Guest Post by Willis Eschenbach

The Berkeley Earth Surface Temperature (BEST) team is making a new global climate temperature record. Hopefully this will give us a better handle on what’s going on with the temperature.

BEST has put out a list of the four goals for their mathematical methods (algorithms). I like three of those goals a lot. One I’m not so fond of. Here are their goals:

1)  Make it possible to exploit relatively short (e.g. a few years) or discontinuous station records. Rather than simply excluding all short records, we prefer to design a system that allow short records to be used with a low – but non‐zero – weighting whenever it is practical to do so.

2)  Avoid gridding. All three major research groups currently rely on spatial gridding in their averaging algorithms. As a result, the effective averages may dependant on the choice of grid pattern and may be sensitive to effects such as the change in grid cell area with latitude. Our algorithms seek to eliminate explicit gridding entirely.

3)  Place empirical homogenization on an equal footing with other averaging. We distinguish empirical homogenization from evidence‐based homogenization. Evidence‐based adjustments to records occur when secondary data and/or metadata is used to identify problems with a record and propose adjustments. By contrast, empirical homogenization is the process of comparing a record to its neighbors to detect undocumented discontinuities and other changes. This empirical process performs a kind of averaging as local outliers are replaced with the basic behavior of the local group. Rather than regarding empirical homogenization as a separate preprocessing step, we plan to incorporate empirical homogenization as a process that occurs simultaneously with the other averaging steps.

4)  Provide uncertainty estimates for the full time series through all steps in the process.

Using short series, avoiding gridding, and uncertainty estimates are all great goals. But the whole question of “empirical homogenization” is fraught with hidden problems and traps for the unwary.

The first of these is that nature is essentially not homogeneous. It is pied and dappled, patched and plotted. It generally doesn’t move smoothly from one state to another, it moves abruptly. It tends to favor Zipf distributions, which are about as non-normal (i.e. non-Gaussian) as a distribution can get.

So I object to the way that the problem is conceptualized. The problem is not that the data requires “homogenization”, that’s a procedure for milk. The problem is that there are undocumented discontinuities or incorrect data entries. But homogenizing the data is not the answer to that.

This is particularly true since (if I understand what they’re saying) they have already told us how they plan to deal with discontinuities. The plan, which I’ve been pushing for some time now, is to simply break the series apart at the discontinuities and treat it at two separate series. And that’s a good plan. They say:

Data split: Each unique record was broken up into fragments having no gaps longer than 1 year. Each fragment was then treated as a separate record for filtering and merging. Note however that the number of stations is based on the number of unique locations, and not the number of record fragments.

So why would they deal with “empirical discontinuities” by adjusting them, and deal with other discontinuities in a totally different manner?

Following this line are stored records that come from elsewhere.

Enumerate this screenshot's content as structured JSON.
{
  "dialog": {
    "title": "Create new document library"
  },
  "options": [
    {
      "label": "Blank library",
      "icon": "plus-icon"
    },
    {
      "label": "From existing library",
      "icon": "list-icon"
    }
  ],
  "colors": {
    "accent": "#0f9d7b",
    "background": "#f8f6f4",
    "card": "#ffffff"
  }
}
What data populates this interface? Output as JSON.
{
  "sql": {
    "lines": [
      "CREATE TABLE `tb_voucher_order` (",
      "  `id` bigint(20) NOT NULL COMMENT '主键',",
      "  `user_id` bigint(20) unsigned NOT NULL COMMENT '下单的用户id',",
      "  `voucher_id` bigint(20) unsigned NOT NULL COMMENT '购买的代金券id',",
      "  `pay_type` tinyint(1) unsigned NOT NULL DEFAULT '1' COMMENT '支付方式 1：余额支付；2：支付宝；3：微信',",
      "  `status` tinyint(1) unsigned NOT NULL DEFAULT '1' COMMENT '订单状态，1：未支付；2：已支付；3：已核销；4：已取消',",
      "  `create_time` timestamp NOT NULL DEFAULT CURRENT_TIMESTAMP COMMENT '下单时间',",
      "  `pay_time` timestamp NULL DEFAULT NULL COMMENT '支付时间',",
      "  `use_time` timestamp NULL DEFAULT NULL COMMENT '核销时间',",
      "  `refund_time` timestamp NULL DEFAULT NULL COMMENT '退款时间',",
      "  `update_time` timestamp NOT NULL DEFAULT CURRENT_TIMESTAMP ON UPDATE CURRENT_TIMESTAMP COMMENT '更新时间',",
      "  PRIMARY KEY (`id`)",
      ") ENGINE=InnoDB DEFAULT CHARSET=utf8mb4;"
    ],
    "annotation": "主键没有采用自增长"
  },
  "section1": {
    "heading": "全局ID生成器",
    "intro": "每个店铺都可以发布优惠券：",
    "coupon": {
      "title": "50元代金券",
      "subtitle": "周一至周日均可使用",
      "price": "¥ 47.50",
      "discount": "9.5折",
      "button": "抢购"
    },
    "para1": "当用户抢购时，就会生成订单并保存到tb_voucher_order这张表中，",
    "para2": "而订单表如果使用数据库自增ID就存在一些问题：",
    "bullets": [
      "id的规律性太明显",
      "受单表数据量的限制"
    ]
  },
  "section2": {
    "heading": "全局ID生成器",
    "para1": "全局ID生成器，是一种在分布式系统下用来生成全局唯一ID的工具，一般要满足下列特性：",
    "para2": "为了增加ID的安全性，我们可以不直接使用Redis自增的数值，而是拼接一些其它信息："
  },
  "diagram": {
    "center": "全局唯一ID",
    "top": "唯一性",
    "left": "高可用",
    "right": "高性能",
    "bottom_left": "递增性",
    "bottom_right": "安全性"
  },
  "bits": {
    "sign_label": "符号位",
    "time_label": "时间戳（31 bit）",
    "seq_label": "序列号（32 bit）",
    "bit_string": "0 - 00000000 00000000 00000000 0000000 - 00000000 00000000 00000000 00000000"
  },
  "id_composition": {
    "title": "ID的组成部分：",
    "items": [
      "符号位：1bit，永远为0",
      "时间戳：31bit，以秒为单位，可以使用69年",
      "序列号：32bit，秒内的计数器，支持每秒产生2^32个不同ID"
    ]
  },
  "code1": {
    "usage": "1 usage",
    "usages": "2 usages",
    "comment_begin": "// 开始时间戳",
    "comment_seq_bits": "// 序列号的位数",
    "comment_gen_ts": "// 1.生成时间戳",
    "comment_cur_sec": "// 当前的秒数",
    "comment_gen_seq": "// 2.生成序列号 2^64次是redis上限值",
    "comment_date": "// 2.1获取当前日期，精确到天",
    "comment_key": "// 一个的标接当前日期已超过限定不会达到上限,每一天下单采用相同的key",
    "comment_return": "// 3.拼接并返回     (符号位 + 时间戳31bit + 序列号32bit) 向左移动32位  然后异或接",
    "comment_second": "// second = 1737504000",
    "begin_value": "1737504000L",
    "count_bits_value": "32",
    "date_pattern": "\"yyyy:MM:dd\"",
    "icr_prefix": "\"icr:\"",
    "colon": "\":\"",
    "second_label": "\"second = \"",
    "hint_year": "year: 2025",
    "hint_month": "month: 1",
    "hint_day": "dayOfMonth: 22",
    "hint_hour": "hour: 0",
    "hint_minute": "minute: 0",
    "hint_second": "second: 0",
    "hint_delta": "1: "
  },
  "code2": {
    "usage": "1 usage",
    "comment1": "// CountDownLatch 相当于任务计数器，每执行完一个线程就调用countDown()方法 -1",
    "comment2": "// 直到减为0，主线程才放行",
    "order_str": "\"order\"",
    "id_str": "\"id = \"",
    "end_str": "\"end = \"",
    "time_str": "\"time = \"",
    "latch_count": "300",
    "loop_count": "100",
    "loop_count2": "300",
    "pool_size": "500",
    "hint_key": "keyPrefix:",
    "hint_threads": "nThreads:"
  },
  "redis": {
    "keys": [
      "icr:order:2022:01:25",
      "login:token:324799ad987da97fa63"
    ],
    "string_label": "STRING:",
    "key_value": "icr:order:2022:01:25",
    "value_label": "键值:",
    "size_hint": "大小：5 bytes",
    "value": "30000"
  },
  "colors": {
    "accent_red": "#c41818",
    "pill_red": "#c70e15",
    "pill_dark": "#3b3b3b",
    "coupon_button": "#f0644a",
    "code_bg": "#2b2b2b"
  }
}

Next, I object to the plan that they will “incorporate empirical homogenization as a process that occurs simultaneously with the other averaging steps.” This will make it very difficult to back it out of the calculations to see what effect it has had. It will also hugely complicate the question of the estimation of error. For any step-wise process, it is crucial to separate the steps so the effect of each single step can be understood and evaluated.

Finally, let’s consider the nature of the “homogenization” process they propose. They describe it as a process whereby:

… local outliers are replaced with the basic behavior of the local group

There’s a number of problems with that.

First, temperatures generally follow a Zipf distribution (a distribution with a large excess of extreme values). As a result, what would definitely be “extreme outliers” in a Gaussian distribution are just another day in the life in a Zipf distribution. A very unusual and uncommon temperature in a Gaussian distribution may be a fairly common and mundane temperature in a Zipf distribution. If you pull those so-called outliers out of the dataset, or replace them with a local average, and you no longer have temperature data – you have Gaussian data. So you have to be real, real careful before you declare an outlier. I would certainly look at the distributions before and after “homogenization”, to see if the Zipf nature of the distribution has disappeared … and if so, I’d reconsider my algorithm.

Second, while there is a generally high correlation between temperature datasets out to 1200 km or so, that’s all that it is. A correlation. It is not a law. For any given station, there will often be nearby datasets that have very little correlation. In addition, for each of the highly correlated pairs, there will be a number of individual years where the variation in the two datasets is quite large. So despite high correlation, we cannot just assume that any record that disagrees with the “local group” is incorrect, as the BEST folks seem to be proposing.

Third, since nature itself is almost “anti-homogeneous”, full of abrupt changes and frequent odd occurrences and outliers, why would we want to “homogenize” a dataset at all? If we find data we know to be bad, throw it out. Don’t just replace it with some imaginary number that you think is somehow more homogeneous.

Fourth, although the temperature data is highly correlated out for a long distance, the same is not true of the trend. See my post on Alaskan trends regarding this question. Since the trends are not correlated, adjustment based on neighbors may well introduce a spurious trend. If the “basic behavior of the local group” is trending upwards, and the data being homogenized is trending horizontally, both may indeed be correct, and homogenization will destroy that …

Those are some of the problems with “homogenization” that I see. I’d start by naming it something else. It does not describe what we wish to do to the data. Nature is not homogenous, and neither should our dataset be homogeneous.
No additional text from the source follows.